“Sound of Freedom”: From scandal to cinema success

In the USA last summer there was no way around the blockbusters “Oppenheimer” and “Barbie”, jokingly merged into “Barbenheimer”.

“Sound of Freedom”: From scandal to cinema success

In the USA last summer there was no way around the blockbusters “Oppenheimer” and “Barbie”, jokingly merged into “Barbenheimer”. But initially quietly and shortly afterwards no longer at all secretly, in their slipstream a third film blossomed into a surprising box office hit: the low-budget thriller "Sound of Freedom", shot by Alejandro Monteverde (46) and co-produced by Mel Gibson ( 67). The bizarre thing: Of all things, a scandal surrounding the film, which opens in this country on November 8th, made it a huge success in the USA.

Tim Ballard (Jim Caviezel, 55, "The Passion of the Christ") is a special agent for Homeland Security and leads a grueling fight against international child and human trafficking. When he rescues little Miguel (Lucás Ávila) from Honduras from the hands of unscrupulous child traffickers, he learns that his sister Rocío (Cristal Aparicio) is still in the hands of criminals. He quickly quits his job and travels deep into the Colombian jungle, where a life-threatening mission awaits him.

The box office results of “Sound of Freedom” were downright fantastic in the USA at around $184 million. For comparison: Neither "Mission: Impossible - Dead Reckoning Part One" (172 million US dollars) nor "Indiana Jones and the Wheel of Fate" (174 million US dollars) made the box office ring that much, although they were far more expensive were blessed with a larger budget.

But at a certain point, this success had little to do with the supposed quality of the film and its plot also faded into the background. Rather, a bizarre dynamic of its own developed around the film with serious and important, but not new, themes.
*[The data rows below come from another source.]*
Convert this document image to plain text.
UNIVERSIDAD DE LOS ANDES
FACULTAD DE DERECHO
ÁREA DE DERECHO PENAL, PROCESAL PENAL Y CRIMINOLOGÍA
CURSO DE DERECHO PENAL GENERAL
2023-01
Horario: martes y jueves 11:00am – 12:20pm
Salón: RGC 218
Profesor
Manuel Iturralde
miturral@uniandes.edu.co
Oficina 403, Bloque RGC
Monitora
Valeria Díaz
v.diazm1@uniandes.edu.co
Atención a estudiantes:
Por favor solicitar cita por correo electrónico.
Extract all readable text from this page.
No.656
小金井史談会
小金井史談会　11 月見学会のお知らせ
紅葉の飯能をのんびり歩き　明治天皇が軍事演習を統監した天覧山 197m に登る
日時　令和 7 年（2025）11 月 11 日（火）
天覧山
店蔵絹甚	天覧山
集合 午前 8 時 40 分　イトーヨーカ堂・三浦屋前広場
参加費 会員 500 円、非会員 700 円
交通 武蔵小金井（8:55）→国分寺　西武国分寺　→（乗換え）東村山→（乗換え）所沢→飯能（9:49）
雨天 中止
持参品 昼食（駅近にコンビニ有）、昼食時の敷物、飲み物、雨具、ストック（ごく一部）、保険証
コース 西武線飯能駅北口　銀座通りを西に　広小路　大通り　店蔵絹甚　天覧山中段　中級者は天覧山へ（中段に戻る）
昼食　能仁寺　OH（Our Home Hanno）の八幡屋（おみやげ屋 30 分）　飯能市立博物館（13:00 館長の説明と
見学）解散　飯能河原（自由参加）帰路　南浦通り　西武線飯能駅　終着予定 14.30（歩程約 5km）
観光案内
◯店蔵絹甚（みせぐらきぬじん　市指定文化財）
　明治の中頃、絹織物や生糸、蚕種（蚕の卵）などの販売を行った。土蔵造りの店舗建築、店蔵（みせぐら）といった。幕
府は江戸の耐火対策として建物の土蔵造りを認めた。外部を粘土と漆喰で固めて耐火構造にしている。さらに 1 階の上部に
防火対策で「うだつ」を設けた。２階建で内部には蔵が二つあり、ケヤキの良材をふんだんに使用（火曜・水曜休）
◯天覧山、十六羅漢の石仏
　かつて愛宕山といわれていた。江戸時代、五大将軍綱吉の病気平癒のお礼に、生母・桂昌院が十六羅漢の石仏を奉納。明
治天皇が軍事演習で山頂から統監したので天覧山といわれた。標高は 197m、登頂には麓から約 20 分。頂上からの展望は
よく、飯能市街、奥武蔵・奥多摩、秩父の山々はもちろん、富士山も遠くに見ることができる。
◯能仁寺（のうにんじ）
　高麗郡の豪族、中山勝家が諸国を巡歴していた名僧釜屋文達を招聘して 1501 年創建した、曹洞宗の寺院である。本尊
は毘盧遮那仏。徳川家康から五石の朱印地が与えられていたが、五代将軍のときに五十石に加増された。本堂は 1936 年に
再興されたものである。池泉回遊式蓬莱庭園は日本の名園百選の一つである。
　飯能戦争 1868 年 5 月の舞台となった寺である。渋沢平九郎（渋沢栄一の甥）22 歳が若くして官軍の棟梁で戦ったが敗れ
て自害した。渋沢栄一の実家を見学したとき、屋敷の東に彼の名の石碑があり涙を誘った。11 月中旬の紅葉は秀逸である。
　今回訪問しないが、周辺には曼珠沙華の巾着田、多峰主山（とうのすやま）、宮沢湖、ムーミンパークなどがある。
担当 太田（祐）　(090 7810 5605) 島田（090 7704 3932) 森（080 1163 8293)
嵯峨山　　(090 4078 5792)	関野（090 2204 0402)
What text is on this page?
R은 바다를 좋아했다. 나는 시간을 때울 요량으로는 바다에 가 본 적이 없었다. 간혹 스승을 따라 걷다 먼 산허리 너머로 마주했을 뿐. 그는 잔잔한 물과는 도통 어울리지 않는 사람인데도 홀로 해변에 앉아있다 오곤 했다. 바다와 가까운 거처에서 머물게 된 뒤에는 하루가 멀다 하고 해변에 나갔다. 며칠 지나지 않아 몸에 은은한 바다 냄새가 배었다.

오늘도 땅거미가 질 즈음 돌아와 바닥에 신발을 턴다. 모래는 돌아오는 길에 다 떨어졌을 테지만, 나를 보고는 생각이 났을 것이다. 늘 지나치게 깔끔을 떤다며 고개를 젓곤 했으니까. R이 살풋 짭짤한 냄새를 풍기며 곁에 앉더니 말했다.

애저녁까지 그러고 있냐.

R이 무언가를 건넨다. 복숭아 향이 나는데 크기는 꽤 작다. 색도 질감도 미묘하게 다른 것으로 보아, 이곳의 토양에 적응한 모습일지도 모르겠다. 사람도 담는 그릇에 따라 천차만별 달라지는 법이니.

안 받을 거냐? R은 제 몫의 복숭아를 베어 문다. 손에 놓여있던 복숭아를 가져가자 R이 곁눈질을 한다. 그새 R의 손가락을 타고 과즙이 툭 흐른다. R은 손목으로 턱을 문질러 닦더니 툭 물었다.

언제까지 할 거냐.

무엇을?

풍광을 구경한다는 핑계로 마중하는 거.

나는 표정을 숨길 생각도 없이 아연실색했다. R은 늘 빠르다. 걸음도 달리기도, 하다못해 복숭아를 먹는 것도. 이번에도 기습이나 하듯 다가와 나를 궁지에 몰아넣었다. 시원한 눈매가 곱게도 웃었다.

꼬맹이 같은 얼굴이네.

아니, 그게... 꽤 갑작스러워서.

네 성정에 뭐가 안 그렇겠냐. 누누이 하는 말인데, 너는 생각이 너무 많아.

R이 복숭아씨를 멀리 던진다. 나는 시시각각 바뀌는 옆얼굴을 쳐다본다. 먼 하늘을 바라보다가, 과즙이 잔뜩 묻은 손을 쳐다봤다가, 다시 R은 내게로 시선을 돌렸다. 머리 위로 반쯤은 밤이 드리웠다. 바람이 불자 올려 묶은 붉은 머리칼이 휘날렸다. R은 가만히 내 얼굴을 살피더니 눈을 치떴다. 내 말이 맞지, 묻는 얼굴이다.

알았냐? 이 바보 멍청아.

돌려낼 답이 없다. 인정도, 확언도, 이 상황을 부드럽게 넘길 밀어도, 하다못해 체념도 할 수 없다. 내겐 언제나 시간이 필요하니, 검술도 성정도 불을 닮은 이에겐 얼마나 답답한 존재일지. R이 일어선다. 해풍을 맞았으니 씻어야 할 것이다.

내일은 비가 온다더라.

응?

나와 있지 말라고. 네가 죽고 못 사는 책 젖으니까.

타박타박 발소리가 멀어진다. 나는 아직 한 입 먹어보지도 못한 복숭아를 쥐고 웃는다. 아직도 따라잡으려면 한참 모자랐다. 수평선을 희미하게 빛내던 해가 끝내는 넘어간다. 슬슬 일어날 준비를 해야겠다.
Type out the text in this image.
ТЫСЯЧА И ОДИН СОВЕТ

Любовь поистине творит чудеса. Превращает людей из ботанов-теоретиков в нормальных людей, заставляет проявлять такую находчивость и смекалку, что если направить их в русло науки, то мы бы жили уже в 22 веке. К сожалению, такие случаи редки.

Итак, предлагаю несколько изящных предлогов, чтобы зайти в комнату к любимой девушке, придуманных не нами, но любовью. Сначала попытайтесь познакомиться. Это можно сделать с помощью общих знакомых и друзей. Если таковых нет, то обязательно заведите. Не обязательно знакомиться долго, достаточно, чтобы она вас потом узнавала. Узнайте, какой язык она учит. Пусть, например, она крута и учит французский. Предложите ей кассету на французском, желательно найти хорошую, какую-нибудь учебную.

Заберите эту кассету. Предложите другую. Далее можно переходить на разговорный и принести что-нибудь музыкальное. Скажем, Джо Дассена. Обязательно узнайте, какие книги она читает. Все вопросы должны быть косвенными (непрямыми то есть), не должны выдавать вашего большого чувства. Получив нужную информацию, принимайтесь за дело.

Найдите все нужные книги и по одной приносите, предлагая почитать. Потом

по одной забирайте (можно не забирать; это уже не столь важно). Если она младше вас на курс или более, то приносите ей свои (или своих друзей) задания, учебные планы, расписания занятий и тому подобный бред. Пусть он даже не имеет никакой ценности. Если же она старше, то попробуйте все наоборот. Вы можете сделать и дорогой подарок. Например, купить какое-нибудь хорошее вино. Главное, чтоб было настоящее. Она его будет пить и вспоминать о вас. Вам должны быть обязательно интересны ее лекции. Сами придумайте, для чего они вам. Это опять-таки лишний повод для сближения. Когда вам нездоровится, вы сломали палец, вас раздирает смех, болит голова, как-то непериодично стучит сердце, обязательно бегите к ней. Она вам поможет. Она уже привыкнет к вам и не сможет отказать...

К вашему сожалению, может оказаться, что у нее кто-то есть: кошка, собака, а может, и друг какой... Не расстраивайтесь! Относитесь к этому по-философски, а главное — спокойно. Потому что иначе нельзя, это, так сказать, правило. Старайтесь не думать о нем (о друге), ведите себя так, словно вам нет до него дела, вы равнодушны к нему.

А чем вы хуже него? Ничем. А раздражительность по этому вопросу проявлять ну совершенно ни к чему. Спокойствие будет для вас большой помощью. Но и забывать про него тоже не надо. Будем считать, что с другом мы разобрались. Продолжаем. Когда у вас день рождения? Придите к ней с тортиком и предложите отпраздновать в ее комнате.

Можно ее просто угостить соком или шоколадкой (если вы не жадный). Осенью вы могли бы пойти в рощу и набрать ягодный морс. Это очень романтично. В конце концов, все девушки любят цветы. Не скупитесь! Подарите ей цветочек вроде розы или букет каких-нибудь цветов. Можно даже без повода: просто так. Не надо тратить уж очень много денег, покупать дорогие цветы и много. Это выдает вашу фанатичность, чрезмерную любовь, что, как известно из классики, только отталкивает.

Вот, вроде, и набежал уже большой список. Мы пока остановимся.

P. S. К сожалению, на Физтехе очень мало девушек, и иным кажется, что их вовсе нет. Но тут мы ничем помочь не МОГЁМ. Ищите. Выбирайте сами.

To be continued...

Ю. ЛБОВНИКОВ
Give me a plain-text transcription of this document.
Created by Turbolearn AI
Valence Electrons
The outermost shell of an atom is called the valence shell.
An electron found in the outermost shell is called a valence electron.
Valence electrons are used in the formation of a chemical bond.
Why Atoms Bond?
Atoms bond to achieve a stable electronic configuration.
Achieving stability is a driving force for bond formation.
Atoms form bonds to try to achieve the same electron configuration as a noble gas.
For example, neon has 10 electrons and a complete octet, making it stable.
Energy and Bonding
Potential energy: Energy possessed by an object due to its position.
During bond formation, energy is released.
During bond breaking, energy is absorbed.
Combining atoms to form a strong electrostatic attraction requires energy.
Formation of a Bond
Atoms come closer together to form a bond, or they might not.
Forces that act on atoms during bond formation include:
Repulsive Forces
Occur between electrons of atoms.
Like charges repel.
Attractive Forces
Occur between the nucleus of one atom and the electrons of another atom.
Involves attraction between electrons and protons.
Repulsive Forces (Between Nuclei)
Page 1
Films such as the German-American co-production “Trade - Welcome to America” with Kevin Kline (76) had already taken up this topic. It also shows the merciless brutality with which human trafficking rings operate and how the perfidious mechanisms work in the background.

In the case of “Sound of Freedom,” however, right-wing conspiracy theorists suddenly called for a culture war. The accusation was that the political opposing side was trying to stop people from going to the cinema. Videos of angry visitors claiming that cinema operators had intentionally turned off the air conditioning during "Sound of Freedom" performances or were faking other technical problems flooded the internet. Even Donald Trump (77) got involved and, like some other QAnon screamers, said: As a real patriot, it is your job to see this film! And that's exactly what millions of people who continue to support their one and only US President did.

However, the applause from this camp didn't please the director at all: "It was heartbreaking to witness all this polemic and controversy. My instinct was to run away. To hide," he told the industry site "Variety." His film was exploited for the wrong purposes. Monteverde asserts: "During the development, research and writing of the story, there was not a single discussion about politics. And why? Because politics should take a back seat when it comes to freeing children from the clutches of human trafficking."

But it is also a fact that two very important people from "Sound of Freedom" agreed to this questionable conspiracy canon: the main character Caviezel and the real Ballard, whom he embodies. Both also attended a screening of the film initiated by Donald Trump and thus supported its politically motivated narrative. "There are people who are too closely associated with the film and are playing politics [with it]," as director Monteverde put it.

In Germany, however, "Sound of Freedom" is more likely to be perceived as what its creators say it is: an independent film with a serious, well-intentioned message. Nothing more, nothing less.